O mais trágico, contudo, é saber que, neste caso, não haverá fênix a renascer das próprias cinzas, como na mitologia grega.

A um porque, ao contrário do que pensa o ilustríssimo prefeito do Rio, bispo Marcelo Crivella, por razões lógicas, é impossível recompor um acervo histórico e arqueológico. E a dois porque para que haja fênix renascida das cinzas, é preciso que antes das chamas tenha havido uma fênix real, aquele vigoroso pássaro com asas brilhantes e douradas. 

O Brasil nunca foi uma fênix do culto à história, à arte e à ciência. Nunca valorizamos nossa cultura. Ao contrário, no conjunto Estado-sociedade, o Brasil sempre relegou a promoção da cultura ao plano do supérfluo. Nossos museus são tratados por governos e pela sociedade como algo sem valor, como dispensas velhas e empoeiradas, onde só o mofo tira algum proveito. 

O renascimento do Museu e de tudo o que ele sintetiza exigiria que suas cinzas representassem consensos sociais, a começar pelo valor que a educação – aqui compreendida na sua mais ampla acepção – possui como direito inalienável do ser humano e como meio de transformação do mundo ao redor e de si mesmo. Exigiria a compreensão de que nosso presente é apenas a ponte entre o passado e o futuro, daí a essencialidade do conhecimento e preservação da história para construirmos o Brasil que sonhamos.

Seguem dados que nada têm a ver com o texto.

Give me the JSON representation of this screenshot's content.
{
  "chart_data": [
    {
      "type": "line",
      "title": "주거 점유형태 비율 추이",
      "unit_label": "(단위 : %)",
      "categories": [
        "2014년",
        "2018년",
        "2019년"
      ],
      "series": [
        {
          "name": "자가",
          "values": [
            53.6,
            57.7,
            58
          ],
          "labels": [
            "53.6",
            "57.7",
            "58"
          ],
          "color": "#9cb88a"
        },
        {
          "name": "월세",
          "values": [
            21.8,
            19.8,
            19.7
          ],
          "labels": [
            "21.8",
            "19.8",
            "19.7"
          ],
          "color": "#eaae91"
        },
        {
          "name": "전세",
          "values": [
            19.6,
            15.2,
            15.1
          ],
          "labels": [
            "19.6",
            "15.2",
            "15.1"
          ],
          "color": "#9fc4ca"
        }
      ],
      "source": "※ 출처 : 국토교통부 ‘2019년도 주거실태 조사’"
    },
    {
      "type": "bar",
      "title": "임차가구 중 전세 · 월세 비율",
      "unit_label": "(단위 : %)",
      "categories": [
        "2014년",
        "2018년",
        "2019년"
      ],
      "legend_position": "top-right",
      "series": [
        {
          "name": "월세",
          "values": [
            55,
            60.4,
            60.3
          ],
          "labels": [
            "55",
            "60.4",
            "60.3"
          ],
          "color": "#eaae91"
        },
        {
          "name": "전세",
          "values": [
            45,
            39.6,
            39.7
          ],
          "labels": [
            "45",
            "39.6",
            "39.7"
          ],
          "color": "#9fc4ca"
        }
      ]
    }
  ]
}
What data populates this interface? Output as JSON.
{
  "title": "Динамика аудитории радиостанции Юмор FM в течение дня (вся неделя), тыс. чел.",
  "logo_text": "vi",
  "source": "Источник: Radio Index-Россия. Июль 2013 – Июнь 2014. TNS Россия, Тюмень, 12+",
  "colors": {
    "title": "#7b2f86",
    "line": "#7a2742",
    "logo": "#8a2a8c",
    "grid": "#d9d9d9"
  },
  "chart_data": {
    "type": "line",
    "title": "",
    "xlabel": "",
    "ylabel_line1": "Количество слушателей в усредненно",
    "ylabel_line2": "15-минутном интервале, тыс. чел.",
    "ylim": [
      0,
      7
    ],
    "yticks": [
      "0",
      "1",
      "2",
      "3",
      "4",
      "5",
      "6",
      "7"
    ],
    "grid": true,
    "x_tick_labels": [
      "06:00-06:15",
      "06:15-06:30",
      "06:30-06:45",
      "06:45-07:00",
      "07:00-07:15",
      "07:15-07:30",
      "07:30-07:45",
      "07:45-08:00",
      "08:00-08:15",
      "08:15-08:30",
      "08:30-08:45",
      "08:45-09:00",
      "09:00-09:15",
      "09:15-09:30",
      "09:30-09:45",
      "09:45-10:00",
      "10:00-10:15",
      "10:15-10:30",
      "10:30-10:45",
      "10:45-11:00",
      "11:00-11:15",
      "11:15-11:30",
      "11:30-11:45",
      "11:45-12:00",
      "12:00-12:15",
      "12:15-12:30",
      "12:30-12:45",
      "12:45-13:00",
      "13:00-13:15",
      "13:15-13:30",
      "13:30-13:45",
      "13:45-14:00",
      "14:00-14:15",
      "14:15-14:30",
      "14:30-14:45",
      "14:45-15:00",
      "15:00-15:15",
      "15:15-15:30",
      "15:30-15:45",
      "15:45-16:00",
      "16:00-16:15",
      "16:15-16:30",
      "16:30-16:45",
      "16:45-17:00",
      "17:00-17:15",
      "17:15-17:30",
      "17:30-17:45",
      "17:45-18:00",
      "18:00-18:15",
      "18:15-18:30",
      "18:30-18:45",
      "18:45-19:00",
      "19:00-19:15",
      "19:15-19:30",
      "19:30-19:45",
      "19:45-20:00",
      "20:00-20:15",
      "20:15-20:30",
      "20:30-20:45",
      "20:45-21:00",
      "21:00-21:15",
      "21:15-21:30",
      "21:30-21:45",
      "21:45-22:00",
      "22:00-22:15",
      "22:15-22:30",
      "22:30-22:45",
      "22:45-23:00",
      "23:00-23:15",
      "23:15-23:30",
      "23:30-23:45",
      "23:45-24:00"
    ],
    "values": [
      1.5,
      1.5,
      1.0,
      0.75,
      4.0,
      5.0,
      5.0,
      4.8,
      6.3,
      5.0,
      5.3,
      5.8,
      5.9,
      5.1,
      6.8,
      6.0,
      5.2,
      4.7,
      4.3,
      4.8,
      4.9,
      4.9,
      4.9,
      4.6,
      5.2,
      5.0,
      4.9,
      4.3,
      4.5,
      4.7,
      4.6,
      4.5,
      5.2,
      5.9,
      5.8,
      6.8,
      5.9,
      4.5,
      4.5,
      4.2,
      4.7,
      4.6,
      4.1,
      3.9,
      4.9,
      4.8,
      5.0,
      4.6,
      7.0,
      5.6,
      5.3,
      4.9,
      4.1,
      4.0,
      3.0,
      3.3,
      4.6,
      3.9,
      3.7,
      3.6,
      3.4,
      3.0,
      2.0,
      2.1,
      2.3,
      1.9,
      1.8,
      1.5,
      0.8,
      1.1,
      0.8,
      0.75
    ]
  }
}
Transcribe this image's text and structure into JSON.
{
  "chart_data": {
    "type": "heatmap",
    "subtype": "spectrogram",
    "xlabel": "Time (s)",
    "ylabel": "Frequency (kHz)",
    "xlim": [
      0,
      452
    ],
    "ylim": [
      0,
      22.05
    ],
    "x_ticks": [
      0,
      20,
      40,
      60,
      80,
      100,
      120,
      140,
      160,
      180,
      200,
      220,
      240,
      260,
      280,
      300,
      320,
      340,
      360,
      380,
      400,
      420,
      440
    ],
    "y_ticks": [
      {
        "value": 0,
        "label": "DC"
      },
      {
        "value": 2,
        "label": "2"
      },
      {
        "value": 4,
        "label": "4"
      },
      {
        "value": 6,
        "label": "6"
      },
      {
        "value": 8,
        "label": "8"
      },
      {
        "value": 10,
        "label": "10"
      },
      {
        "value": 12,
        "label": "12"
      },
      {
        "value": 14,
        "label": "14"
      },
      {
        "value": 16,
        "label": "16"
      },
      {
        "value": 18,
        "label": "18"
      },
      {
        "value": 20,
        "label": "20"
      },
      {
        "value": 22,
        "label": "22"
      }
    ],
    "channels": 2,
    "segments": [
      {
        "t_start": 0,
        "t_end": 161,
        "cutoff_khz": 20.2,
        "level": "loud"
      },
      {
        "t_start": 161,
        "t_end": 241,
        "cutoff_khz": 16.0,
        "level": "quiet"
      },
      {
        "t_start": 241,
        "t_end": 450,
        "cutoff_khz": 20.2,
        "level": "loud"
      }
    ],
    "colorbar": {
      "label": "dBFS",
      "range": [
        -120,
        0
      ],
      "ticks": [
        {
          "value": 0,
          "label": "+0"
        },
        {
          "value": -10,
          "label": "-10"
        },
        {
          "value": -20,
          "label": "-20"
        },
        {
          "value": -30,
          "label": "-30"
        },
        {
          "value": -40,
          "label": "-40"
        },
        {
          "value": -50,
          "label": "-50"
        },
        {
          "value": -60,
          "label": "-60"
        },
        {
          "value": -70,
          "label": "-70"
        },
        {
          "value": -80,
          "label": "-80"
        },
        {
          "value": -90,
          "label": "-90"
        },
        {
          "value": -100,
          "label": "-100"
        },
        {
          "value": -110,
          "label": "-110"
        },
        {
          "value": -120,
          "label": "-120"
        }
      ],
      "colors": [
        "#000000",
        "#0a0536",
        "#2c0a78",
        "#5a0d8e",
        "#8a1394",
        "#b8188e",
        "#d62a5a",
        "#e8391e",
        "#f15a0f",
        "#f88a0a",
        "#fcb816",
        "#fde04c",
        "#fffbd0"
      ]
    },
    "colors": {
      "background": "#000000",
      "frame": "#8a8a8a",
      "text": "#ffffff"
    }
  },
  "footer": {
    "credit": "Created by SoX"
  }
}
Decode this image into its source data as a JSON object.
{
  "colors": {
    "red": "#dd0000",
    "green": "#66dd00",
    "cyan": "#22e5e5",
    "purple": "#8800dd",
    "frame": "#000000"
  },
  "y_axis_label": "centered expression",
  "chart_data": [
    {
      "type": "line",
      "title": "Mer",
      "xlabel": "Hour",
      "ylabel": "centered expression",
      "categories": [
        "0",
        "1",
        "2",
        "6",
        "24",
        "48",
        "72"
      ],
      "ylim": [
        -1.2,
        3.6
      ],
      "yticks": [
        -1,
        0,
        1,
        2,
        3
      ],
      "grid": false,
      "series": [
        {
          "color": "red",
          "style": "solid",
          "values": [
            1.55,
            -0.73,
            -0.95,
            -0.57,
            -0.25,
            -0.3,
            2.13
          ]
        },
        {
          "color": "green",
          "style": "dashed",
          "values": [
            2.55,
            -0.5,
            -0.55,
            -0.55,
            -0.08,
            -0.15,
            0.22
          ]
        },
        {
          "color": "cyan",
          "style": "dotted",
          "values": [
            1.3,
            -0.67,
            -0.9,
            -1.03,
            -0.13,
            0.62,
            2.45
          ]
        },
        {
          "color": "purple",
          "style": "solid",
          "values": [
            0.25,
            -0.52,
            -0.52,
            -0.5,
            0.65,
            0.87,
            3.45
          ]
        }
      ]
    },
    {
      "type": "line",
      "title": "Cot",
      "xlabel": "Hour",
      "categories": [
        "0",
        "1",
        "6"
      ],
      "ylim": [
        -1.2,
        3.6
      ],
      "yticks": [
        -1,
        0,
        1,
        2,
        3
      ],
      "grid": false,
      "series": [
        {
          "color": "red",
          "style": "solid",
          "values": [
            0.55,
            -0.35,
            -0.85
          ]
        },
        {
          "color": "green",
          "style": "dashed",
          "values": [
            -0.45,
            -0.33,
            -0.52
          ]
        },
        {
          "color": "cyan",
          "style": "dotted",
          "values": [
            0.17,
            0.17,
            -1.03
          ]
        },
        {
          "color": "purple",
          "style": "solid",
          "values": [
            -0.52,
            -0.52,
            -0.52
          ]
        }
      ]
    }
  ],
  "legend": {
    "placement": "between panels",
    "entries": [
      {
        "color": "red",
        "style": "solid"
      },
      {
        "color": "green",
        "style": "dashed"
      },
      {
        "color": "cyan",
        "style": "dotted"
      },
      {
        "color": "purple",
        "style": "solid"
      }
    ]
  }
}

As cinzas de hoje, todavia, longe de significarem renascimento ou esperança, como no caso da fênix mitológica, só representam o nosso completo fracasso ao tempo que nos advertem daquilo que pode nos aguardar no dia depois de amanhã. 


Bruno Alves de Souza Toledo – professor de Direitos Humanos e Doutorando em Política Social pela Ufes.